話ながら歩くと時間が過ぎるのが早い。あっという間に部室前に到着した。水色の引き戸が自動で開く。
「おひさだな、ってあれ? 何これどういう状況・・・」
部屋の中央で拘束されている担衣と榊、周りには見知らぬ武装した男が数人。明らかに異常事態だ。また担衣のイタズラか? そう思ったときだった。普段からは考えられないほどの声量で担衣が言う。
「か、要くん、来ちゃダメ! 有くん!」
「分かってる! 要!」
後ろにいた有が要を引っ張り自分の後ろに庇う。要は反動でしりもちをついた。呼吸が浅くなるのがわかる。何がなんだかわからなかった。
「」
ダンっと後から銃声のようなものが聞こえた。ゆらりと有の体が崩れる。
「っ! 有!」
「平気だ!ただのゴム弾だ。 一回逃げるぞ担衣、榊、乾、要。ーーー相手が悪すぎる。」
さっきよりも大きく、鋭い発砲音がした。有の背中にそれは何個も突き刺さる。有がうつ伏せに倒れる。体の下から赤いものが染み出しているのが見えた。頭の中が真っ白になる。遠くで誰かが叫んでるように聞こえた。
「うわあああああああああああああああああああああああぁぁぁ」
何も考えられなくなった。喉の痛みから自分の声だと気がついた。もう何も考えたくないと、意識を体が勝手に放棄しかけた、そんなときだった。肩に誰かの手がおかれる。
「はい、ここまで来て叫ばないで。落ち着いた? 深呼吸深呼吸。ーーーあ、振り返っちゃだめだよ、覚えていないと思うけど、契約違反になっちゃうから。それはすごく僕も嫌だ。」
知らない声がそう言う。不思議と聞いていると落ち着く声だった。だが、そこで要は異変に気づいた。旧校舎内の教室前にいたはずが、本棚と壁以外すべて真っ白な部屋にいるのだ。
「ここは、どこだ・・・・・・」
状況がわかっていない要のことなどお構いなしに声の主は一気に捲し立てる。
「あぁ、うん、不思議だよね、気になるよね。でも今は時間がないんだ。約束通り記憶の封印をひとつあける。それを見ればある程度はわかるはずって言われているから。さて、契約通り、キミの預かりものを返そう。この本を。さあ、今まさに危機に陥ってるはずのキミの友人を助けておいで。使い方はわかるはずだよ。だってキミの能力『原初の書』なんだから。ーーーじゃあ、いってらっしゃい。また来てくれると、僕はとっても嬉しいな。」
肩から手が離されると同時に頭の中に物凄い情報が流れ込んでくる。本の使い方、今まで忘れていた記憶、今だかけている記憶、そして、今、どうすればいいかも。
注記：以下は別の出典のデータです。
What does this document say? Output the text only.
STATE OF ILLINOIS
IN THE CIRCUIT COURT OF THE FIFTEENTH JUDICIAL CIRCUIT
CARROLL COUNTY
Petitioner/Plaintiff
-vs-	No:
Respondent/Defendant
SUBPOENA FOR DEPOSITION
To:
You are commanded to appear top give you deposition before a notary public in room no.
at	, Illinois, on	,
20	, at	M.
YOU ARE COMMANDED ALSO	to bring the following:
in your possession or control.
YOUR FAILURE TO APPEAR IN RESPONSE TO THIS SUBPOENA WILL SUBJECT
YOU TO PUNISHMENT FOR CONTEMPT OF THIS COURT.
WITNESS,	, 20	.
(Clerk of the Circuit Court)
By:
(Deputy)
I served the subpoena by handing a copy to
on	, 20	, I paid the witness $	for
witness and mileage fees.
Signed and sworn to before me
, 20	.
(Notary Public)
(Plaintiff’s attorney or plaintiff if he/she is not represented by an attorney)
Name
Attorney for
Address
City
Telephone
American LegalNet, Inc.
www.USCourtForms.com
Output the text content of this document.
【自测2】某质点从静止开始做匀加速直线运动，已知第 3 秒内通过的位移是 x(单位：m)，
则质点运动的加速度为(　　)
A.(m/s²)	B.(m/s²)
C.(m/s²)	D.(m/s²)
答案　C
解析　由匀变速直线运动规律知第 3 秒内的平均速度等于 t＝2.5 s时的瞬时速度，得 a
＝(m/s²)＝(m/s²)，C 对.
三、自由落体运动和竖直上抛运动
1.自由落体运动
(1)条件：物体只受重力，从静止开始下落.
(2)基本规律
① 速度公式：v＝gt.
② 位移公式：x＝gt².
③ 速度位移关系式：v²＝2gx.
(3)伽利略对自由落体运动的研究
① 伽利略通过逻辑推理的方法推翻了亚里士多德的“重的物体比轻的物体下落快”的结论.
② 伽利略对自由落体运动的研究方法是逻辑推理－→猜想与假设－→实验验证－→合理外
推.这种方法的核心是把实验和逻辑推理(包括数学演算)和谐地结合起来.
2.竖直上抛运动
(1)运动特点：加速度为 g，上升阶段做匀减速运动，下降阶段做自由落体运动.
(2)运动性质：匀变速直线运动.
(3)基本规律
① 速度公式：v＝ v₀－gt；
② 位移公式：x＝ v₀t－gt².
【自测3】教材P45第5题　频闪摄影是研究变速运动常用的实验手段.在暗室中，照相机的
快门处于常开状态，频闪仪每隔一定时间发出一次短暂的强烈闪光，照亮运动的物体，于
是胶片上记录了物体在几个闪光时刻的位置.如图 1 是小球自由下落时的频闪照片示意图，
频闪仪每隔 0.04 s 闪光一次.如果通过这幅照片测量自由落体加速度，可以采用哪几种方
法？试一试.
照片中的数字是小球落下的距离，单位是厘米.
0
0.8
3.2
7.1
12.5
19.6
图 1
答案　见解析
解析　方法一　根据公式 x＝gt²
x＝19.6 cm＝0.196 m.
多すぎる情報量で引き起こされた頭痛で思わず目を閉じる。頭痛がようやく収まり、目を開けた時には教室前、有が倒れたすぐそばに要はいた。
「っ、もうなるようになっちまえ!!!」
革表紙の本を開き、頭の中に浮かんだ文字をとにかく早口で捲し立てる。言い終わったとたん、軽い酩酊感が要を襲いーーーそこから先は記憶がない。
気づいた時には病院のベッドの上だった。